Health

FDA plans to allow 12- to 15-year-olds to receive Pfizer boosters

Regulators also plan to allow both adolescents and
adults to seek an extra shot of Pfizer’s vaccine five months after receiving a
second dose, instead of the current period of six months. A booster shot is
also expected to be authorised for younger children, ages 5 to 11, with immune
deficiencies.

The Centers for Disease Control and Prevention’s
vaccine advisory committee is planning to meet by the middle of next week to
vote on whether to recommend the changes. If the committee agrees with the
FDA’s authorisations, Dr Rochelle Walensky, the CDC director, is expected to
promptly endorse the revisions.

The move to expand boosters comes as the highly
contagious omicron variant is infecting a record number of Americans with the
coronavirus, putting more pressure on hospitals already deluged by COVID-19
patients from the delta variant.

More than 70% of people in the United States 12 years
and older are fully vaccinated, according to the CDC. Children can better
withstand coronavirus infections but in rare instances still can get very sick
and even die. At least 1.8 million adolescents between 12 and 15 years old have
tested positive for the virus, according to the CDC.

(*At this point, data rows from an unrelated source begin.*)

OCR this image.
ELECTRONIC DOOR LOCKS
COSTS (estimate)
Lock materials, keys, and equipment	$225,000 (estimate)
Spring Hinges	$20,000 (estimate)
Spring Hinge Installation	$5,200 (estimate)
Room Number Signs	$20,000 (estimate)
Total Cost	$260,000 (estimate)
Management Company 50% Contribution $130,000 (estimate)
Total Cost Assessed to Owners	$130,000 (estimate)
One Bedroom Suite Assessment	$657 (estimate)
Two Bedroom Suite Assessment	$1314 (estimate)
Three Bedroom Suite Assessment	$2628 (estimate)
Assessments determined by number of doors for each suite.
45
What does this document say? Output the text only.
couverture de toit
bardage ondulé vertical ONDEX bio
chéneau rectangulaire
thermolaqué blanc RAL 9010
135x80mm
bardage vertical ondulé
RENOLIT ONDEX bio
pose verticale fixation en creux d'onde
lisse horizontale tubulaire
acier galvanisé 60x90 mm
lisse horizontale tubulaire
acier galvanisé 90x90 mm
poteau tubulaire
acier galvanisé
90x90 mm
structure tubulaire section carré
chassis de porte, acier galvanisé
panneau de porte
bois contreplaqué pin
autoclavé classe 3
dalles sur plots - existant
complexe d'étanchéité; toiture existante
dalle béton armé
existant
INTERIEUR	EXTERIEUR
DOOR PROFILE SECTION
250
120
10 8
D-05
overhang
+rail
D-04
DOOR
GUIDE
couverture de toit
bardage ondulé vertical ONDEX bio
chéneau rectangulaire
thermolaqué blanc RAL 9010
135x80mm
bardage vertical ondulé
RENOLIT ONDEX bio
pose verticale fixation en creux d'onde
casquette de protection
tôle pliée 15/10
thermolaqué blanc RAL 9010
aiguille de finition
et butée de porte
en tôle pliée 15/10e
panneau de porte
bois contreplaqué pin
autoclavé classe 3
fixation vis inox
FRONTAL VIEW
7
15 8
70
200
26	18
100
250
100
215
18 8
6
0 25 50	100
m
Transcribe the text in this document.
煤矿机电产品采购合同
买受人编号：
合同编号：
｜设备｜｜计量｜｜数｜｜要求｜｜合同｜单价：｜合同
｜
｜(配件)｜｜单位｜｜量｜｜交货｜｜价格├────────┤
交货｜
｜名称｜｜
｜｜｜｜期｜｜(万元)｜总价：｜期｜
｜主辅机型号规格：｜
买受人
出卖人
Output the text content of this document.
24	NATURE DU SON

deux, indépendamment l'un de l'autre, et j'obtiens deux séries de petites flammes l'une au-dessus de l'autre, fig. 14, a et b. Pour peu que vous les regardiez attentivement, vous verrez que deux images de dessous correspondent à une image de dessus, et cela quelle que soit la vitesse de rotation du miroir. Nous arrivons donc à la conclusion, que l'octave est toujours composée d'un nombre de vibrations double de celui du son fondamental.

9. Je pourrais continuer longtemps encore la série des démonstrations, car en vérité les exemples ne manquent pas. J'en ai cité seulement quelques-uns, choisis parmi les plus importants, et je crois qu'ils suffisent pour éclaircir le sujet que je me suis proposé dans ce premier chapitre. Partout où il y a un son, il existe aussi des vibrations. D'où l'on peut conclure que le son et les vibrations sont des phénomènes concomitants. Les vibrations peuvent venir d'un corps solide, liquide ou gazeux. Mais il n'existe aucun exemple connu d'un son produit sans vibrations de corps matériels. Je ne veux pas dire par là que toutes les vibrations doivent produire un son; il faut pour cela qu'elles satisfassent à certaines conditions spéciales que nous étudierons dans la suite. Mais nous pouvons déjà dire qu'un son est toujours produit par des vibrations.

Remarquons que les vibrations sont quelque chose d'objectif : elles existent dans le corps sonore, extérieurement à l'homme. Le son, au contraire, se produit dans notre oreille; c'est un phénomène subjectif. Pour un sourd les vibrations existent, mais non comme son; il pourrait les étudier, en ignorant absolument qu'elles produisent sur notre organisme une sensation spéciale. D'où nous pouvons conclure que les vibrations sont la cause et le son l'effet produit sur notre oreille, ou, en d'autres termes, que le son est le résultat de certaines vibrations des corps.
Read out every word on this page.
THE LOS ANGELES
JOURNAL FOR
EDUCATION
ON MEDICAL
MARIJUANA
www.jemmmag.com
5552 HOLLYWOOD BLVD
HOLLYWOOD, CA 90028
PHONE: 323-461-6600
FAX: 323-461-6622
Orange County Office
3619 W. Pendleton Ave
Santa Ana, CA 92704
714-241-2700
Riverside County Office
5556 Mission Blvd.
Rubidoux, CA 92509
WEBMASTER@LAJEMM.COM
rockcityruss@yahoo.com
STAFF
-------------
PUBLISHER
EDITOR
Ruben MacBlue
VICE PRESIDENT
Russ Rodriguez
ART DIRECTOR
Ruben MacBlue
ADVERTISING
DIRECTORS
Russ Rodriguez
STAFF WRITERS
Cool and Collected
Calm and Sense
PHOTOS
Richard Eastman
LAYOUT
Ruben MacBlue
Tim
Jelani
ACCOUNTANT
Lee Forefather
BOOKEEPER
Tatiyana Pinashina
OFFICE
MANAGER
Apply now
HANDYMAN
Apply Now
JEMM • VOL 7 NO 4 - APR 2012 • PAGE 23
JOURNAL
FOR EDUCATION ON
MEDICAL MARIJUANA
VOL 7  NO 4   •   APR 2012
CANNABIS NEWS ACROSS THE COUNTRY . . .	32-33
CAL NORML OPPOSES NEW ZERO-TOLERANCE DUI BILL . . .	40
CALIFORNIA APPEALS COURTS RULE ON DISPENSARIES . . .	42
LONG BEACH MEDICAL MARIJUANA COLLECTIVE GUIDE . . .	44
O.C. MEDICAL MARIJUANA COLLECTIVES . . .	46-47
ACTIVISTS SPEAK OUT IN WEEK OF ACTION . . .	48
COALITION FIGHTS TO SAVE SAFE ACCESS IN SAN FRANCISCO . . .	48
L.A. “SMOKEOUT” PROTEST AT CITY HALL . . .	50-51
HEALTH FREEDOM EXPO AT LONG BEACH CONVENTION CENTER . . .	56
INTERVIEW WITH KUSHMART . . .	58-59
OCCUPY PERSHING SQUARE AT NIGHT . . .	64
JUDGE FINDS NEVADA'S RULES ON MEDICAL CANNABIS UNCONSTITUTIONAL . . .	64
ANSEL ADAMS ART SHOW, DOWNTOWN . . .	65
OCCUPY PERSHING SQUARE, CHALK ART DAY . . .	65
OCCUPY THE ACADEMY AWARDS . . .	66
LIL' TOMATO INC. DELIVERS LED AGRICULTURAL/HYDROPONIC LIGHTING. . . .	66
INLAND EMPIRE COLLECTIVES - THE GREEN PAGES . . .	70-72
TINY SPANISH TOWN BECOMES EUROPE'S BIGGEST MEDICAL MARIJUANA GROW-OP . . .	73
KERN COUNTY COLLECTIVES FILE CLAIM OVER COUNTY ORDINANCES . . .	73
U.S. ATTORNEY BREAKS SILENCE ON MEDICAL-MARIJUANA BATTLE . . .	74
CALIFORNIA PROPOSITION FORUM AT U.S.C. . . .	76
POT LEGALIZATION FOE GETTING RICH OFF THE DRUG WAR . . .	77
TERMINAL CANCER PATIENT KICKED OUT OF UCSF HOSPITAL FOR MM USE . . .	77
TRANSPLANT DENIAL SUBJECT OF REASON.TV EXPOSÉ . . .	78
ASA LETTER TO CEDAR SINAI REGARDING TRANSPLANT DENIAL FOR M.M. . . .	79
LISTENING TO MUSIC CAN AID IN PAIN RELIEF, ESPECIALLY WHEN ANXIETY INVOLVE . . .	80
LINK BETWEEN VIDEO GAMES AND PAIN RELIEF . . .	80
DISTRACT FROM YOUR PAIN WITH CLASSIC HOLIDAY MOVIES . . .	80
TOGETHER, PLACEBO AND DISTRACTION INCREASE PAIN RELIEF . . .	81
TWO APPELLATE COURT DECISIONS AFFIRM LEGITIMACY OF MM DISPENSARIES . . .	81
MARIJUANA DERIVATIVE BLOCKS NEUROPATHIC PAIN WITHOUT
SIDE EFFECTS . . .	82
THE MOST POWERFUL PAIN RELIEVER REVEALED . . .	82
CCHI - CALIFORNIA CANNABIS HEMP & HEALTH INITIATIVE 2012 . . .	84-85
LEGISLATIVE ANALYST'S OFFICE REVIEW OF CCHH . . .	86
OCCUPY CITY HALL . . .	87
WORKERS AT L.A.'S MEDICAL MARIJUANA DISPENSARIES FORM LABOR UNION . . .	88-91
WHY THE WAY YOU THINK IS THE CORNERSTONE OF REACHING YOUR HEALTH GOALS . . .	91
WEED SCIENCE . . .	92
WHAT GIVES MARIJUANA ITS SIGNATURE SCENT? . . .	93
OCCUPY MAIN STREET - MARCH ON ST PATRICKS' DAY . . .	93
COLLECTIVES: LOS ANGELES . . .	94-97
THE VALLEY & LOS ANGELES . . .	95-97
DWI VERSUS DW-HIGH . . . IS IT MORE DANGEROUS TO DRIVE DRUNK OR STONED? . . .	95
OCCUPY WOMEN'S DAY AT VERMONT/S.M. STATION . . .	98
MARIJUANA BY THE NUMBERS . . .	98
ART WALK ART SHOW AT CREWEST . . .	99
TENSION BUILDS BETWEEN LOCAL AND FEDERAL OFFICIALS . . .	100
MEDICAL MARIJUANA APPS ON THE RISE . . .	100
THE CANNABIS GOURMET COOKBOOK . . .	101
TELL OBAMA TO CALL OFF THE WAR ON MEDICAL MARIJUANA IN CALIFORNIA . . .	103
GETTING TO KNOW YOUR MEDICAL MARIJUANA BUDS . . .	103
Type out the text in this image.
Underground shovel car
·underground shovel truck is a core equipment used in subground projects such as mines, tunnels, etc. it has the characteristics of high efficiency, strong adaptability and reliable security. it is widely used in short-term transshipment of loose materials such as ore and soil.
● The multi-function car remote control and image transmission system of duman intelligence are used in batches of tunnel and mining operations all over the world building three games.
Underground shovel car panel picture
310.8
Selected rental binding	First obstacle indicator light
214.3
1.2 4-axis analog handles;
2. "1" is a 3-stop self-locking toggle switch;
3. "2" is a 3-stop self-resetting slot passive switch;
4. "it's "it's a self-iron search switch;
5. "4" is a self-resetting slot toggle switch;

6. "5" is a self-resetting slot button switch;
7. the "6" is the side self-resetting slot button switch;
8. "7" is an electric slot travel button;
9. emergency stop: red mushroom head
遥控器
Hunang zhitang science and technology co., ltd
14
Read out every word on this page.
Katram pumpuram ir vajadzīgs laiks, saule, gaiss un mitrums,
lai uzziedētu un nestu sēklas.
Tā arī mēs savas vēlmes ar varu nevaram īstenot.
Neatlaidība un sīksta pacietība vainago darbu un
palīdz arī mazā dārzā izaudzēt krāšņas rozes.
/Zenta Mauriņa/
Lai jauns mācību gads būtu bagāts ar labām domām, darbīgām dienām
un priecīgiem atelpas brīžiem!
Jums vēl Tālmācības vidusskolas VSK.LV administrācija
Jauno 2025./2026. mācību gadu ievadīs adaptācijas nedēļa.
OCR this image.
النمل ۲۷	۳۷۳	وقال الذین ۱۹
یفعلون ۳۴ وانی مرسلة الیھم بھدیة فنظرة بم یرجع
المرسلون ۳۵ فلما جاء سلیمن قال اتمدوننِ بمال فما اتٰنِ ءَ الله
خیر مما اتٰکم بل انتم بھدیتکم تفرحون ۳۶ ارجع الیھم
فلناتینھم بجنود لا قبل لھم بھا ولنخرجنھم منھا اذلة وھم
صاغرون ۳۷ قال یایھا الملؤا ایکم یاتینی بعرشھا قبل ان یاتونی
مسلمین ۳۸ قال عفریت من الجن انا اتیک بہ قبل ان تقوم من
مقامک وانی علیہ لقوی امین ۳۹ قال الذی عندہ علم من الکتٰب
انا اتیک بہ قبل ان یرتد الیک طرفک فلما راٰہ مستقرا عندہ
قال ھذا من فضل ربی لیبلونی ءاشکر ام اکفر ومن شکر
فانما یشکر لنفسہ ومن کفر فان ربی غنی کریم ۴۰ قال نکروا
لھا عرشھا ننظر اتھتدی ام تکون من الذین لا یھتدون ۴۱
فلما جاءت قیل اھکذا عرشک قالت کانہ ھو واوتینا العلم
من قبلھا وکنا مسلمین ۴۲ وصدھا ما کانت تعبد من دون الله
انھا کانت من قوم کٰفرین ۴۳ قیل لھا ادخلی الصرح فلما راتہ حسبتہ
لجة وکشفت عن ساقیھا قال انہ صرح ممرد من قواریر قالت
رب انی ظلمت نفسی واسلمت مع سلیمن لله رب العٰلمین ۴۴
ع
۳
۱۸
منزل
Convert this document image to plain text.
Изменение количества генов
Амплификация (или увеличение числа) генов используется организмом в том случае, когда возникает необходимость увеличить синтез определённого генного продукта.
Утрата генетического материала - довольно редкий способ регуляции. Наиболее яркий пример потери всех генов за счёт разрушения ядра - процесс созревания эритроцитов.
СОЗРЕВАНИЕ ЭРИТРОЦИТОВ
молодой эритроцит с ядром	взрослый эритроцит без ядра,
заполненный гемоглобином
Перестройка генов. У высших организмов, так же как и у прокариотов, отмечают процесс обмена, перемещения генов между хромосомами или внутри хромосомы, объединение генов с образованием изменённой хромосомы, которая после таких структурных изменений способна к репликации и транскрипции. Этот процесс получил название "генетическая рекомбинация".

The FDA had hoped to announce its decision as early as
Thursday, the people familiar with the deliberations said, but agreed to wait
until Monday because Walensky said she wanted to hear recommendations from her
agency’s outside advisory group before signing off on the changes. That group,
which has met throughout the pandemic to consider FDA decisions around
vaccines, might not meet until Wednesday.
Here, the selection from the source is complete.